When is a burger not a burger? When it costs £15, that’s when. At that price it has moved away from the ‘all beef patty in a sesame seed bun’ meal of the masses and entered the higher realms of gastronomy.
The Hawksmoor Hamburger was apparently a labour of love for owners Huw Gott and Will Beckett and is now a burger to die for. Well the British Longhorn cattle did anyway. Not only did they surrender their beef, they also handed over their bone marrow, their clod and their sticking too. No I have no idea what those cuts are either, Google is your friend there.
It’s part of Hawksmoor’s nod to our cash-strapped times. A lunch special that won’t break the bank and presumably will attract in some of the poor employees of RBS around the corner as they struggle to survive without their thoroughly well deserved bonuses. How does one get by on just a six-figure salary? It’s a nightmare, obviously.
Hawksmoor opened in more positive times, when bankers were happy to pay top Dollar, or Yen, or Euro for the restaurant’s superior meats.

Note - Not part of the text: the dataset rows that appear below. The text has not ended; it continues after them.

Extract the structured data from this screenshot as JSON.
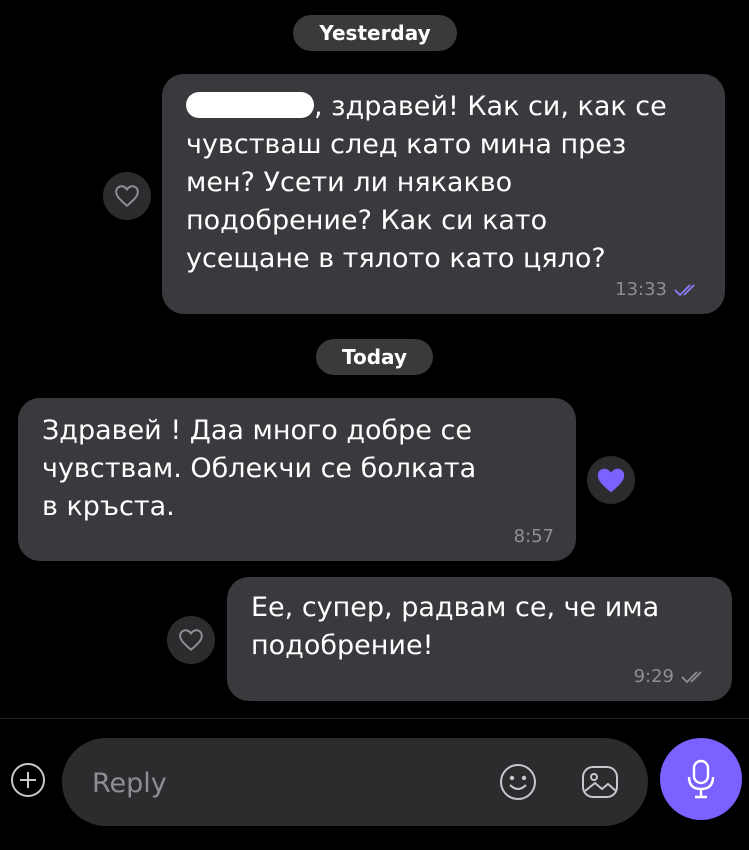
{
  "date_separators": {
    "yesterday": "Yesterday",
    "today": "Today"
  },
  "messages": [
    {
      "direction": "outgoing",
      "text_after_redaction": ", здравей! Как си, как се\nчувстваш след като мина през\nмен? Усети ли някакво\nподобрение? Как си като\nусещане в тялото като цяло?",
      "time": "13:33",
      "read": true,
      "reaction": "none"
    },
    {
      "direction": "incoming",
      "text": "Здравей ! Даа много добре се\nчувствам. Облекчи се болката\nв кръста.",
      "time": "8:57",
      "reaction": "heart-filled"
    },
    {
      "direction": "outgoing",
      "text": "Ее, супер, радвам се, че има\nподобрение!",
      "time": "9:29",
      "read": true,
      "reaction": "none"
    }
  ],
  "composer": {
    "placeholder": "Reply"
  },
  "icons": {
    "add": "plus-circle-icon",
    "emoji": "smiley-icon",
    "gallery": "image-icon",
    "mic": "microphone-icon",
    "react": "heart-outline-icon",
    "read": "double-check-icon"
  },
  "colors": {
    "accent": "#7b61ff",
    "bubble": "#3a3a3e",
    "background": "#000000"
  }
}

Big, bloody steaks that fuelled a thousand hostile takeovers, interesting cuts, tasty chips, all served in a clean sharp environment and with a bar that deals in what I am told are some of the best cocktails in London. I can’t vouch for that, if I want a Slow Comfortable Screw Up Against The Wall I’ll have it round the back of the scout hut thanks very much.
The lager is good enough for me, especially when it comes in glasses so deliciously chilled you find your fingers glued to them. In the interests of science we forgo starters and go straight for the burgers. No one asks how we want them cooked, some places do and some places don’t, one has to assume at this price that the kitchen will get it right, which is of course crisply seared and sealed outside and pretty pink inside.
The plate appears a bit sparse when it arrives, plenty of porcelain visible around the big-bunned hefty burger. A few more of those attractive chips would cure that. The burger looks the business though, a demi brioche bun that has a soft texture but not so soft that it’s indistinguishable from the meat. Taking off the lid we can see the gherkin and tomato in there, as well the traditional leaf of superfluous lettuce, but I can’t see enough red onion, in fact I can’t see any so the picture above is a bit misleading. The important thing is that it looks possible to get the whole thing in the mouth for the first bite, which I do and shortly after experience the cheerful sensation of warm juices running down both my forearms.
It is without doubt a very superior burger, a burger meister in fact. I personally like my buns toasted, ooh err madam, as this seals the bun against absorbing too much juice too quickly, but this doesn’t affect my enjoyment of the taste which is rich and lush the result of excellent cooking and top quality meat. A nice slice of Somerset Oggleshield cheese tops it off, before slipping out. It’s a far cry from the clown’s patties and plastic slices down the road and the triple-cooked chips are crunchy outside, pillowy soft inside. The only problem is the one that affects all mega-burgers; once you put it down to grab a chip it’s enormously tricky to pick it up again as the contents start to slide about tectonically. You just have throw decorum to the winds and shove it in. I’m sorry about the napkin Hawksmoor, but the mess was inevitable.
Some people will argue about the merits of this burger versus ones they have had in New York’s finest, but that’s hardly relevant is it? We aren’t in America. What is relevant is that you probably won’t find a better burger on this side of the pond and almost certainly not in London. Is it worth £15? Almost. With a few more chips, and maybe a glass of wine or beer included in the price, it would be a perfect lunch deal. As it is, it is just very good indeed.